Four steps to optimizing your shRNA construct
How to pick the best SMARTvector formatting options for your experiment.
Performing RNAi with a shRNA vector is often a straightforward and well documented approach to gene knockdown. But how do you go about finding the correct product and format for your exact experiment? This can be a bit tricky and often a source of frustration, especially if you are new to the field and you find out there are many options. For the Dharmacon SMARTvector lentiviral shRNA platform we’ve got 29 possible formats as both glycerol stock and lentiviral particles! That’s a lot of options. So how do you choose the right configuration for your needs to ensure your experiment goes as smoothly and quickly as possible?
Step one: Constitutive or Inducible promoters
It all starts here, what type of promoter does your experiment require? Do you want to create a stable cell line with constant knockdown, or do you need the temporal control that an inducible promoter can provide? Are you looking to integrate the construct into one cell type and differentiate it into another? These questions can help you determine whether a constitutive or inducible format is most appropriate to your needs. If you require temporal control over when the shRNA is being expressed, and thus the knockdown is occurring, you need to utilize the inducible format (SMARTvector Inducible Lentiviral shRNA). If you want constant expression of the shRNA, then the constitutive promoters are the way to go (SMARTvector Lentiviral shRNA). This is true for both screening and smaller scale applications.
Step two: Glycerol stocks or lentiviral particles
Now we have to ask the second question, what format is best for your needs? Are your cells easily transfectable? Do you plan to package and purify your own lentiviral particles? If so, a glycerol stock might be the right answer. However, what if your cells are difficult to transfect or you need to control the level of particle integration (e.g. for pooled screening)? This is where lentiviral particle formats are most useful. While you can always purchase the glycerol stock format and package on your own, that can be a daunting challenge when you think about the time to package, collect, purify, and titer the lentiviral particles. This is where just going right to particles is helpful, sure, it may cost a little more upfront, but how much time and effort are you saving that you could be dedicating to other requirements in the lab? Lastly, are you looking to generate a stable cell line with the shRNA integrated in the cells genome? Lentiviral particles are the perfect platform for this approach. At the end of the day, the good news is there is no real right or wrong answer to this question; select the format that is most applicable to your experiment, your budget, and to your comfort level.
Step three: Selecting promoter options
This can be where the selection process can get to be a little tricky. The SMARTvector Lentiviral shRNA platform is available in four (4) inducible promoter options and the constitutive format has seven (7) choices! So how can you figure out the best one for your cells? The best method is the old scientific standard, empirical testing. Test the options to determine which promoter is the best candidate for your cells of interest. There are two great tools to help with that: 1) the SMARTchoice Promoter Selection Plate, and 2) the SMARTchoice Inducible Non-targeting Control 4-Pack. These tools allow you to quickly and easily perform a functional assay to determine which promoter is the ideal candidate for your cells; essentially all things being equal, you’re looking for the most green cells under a fluorescent microscope or by using FACS. While we’re on the subject, let’s address one small potential (and common) misconception. You may have heard that for human cells you have to use a human promoter and for mouse cells you have to use a mouse promoter; this is not entirely true. Promoters are tools, they drive the expression of whatever is downstream, some work better in one cell than others; but they are just tools and there is no species specific requirements, in fact, here’s a picture:
What you can see is that in the A549 cells (a human line) the murine CMV (mCMV) promoter is the ideal candidate for the job, sure human CMV (hCMV) works, but the mouse works better. At the end of the day it’s about getting the right tool for the job. What’s also true is that the stronger the promoter activity in the cell, the more of the shRNA is going to be expressed; that means stronger knockdown and an easier to decipher experimental result. This is why you want to empirically test and determine the best promoter for your cells; you give yourself the absolute best chance of experimental success.

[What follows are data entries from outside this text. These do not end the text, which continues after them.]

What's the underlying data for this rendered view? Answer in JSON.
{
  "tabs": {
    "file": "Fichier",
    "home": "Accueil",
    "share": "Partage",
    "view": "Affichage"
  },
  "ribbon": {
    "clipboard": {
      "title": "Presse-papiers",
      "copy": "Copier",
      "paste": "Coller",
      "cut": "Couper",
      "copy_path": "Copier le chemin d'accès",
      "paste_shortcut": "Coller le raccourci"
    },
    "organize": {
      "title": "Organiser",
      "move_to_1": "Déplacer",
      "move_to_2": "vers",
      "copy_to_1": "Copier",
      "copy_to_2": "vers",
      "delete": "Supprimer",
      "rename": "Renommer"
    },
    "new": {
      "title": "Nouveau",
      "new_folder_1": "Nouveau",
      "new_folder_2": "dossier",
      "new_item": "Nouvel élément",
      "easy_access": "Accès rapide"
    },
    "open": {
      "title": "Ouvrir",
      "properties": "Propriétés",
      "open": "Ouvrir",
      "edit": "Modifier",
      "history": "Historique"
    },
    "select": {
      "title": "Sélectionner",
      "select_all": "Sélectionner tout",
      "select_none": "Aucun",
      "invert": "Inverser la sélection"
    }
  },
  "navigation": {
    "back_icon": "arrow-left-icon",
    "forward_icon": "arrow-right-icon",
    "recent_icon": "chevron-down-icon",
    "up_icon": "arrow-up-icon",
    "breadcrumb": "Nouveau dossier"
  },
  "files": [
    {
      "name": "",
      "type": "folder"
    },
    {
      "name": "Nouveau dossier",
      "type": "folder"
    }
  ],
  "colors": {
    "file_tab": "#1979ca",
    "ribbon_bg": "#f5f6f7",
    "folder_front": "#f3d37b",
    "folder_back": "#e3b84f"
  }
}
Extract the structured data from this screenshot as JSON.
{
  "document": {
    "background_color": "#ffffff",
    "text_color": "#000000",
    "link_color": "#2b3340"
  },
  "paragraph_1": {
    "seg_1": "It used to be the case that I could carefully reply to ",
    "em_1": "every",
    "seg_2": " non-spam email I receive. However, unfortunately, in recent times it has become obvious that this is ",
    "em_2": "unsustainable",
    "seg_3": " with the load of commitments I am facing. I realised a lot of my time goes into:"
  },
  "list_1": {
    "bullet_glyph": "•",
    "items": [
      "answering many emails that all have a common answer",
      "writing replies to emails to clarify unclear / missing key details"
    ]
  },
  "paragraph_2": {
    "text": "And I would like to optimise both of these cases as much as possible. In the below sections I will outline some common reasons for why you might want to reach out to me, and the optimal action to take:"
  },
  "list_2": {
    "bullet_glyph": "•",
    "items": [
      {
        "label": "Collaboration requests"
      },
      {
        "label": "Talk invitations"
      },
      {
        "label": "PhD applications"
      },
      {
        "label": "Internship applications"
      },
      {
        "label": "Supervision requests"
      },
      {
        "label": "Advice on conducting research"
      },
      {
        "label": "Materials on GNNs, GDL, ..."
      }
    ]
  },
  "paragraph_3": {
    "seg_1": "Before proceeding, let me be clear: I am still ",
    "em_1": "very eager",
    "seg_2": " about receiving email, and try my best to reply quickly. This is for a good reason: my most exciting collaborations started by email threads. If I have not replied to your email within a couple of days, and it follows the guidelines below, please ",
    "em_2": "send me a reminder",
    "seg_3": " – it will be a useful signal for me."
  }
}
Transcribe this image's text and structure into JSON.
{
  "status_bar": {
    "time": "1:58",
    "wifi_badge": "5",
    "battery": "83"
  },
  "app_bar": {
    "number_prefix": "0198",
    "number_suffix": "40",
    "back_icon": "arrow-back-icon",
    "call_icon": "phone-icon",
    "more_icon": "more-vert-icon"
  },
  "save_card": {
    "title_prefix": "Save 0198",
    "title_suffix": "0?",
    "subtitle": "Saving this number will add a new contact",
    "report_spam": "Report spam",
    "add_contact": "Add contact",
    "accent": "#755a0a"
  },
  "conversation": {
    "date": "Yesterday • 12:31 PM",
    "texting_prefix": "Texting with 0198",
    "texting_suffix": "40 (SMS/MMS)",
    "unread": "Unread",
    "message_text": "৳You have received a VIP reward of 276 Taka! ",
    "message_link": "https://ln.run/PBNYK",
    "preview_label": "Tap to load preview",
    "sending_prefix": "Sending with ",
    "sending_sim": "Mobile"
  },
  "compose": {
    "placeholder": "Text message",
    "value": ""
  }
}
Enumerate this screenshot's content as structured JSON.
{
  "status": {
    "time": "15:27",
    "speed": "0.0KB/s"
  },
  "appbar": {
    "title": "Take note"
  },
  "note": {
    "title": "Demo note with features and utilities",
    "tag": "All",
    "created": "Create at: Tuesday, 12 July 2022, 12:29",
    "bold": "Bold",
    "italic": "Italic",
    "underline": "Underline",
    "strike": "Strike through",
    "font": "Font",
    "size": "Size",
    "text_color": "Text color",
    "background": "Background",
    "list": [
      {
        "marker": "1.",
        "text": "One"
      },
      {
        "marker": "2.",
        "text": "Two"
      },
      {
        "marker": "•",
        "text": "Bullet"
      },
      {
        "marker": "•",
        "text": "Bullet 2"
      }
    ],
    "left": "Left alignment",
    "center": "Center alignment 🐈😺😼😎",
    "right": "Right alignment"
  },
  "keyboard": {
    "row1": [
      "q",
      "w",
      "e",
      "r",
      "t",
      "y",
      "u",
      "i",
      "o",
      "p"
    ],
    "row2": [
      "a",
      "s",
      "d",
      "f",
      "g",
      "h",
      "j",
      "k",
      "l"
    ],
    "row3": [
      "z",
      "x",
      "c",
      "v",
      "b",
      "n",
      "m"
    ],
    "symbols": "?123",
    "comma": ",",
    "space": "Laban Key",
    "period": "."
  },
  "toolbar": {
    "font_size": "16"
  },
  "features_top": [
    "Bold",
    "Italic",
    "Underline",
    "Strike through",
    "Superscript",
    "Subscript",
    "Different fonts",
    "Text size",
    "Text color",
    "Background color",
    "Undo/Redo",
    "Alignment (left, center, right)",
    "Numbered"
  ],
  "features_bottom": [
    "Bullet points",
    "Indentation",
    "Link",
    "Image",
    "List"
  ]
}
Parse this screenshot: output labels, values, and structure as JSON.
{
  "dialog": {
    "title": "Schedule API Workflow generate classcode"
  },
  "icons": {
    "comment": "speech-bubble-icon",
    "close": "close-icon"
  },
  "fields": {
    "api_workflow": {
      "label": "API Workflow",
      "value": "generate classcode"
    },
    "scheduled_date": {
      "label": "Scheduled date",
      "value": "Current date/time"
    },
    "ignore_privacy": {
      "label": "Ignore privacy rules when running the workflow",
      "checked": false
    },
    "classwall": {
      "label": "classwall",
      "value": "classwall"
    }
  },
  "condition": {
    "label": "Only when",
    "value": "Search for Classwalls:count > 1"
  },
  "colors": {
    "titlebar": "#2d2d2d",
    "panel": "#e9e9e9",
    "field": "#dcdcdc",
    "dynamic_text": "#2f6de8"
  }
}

Step four: Reporter options
Arguably this is the easiest step in the entire process; the SMARTvector inducible platform is available with your choice of either a green or red reporter and the constitutive vectors are available with a green, red, or a no-reporter option. You can use the reporter to select transduced/transfected cells from the background and to easily optimize your delivery conditions. Choosing the right one is a simple matter of looking at what channels are already in use, or are likely to be in use, in your experiment. We find most people default to green, but if you think you might need green elsewhere later the red is a beautiful choice. If you have both red and green tied up, or you are working in a system where any extra fluorescence may cause a challenge with the experiment, the no-reporter option is your best bet. Remember, you can always use puromycin selection to generate a stable population.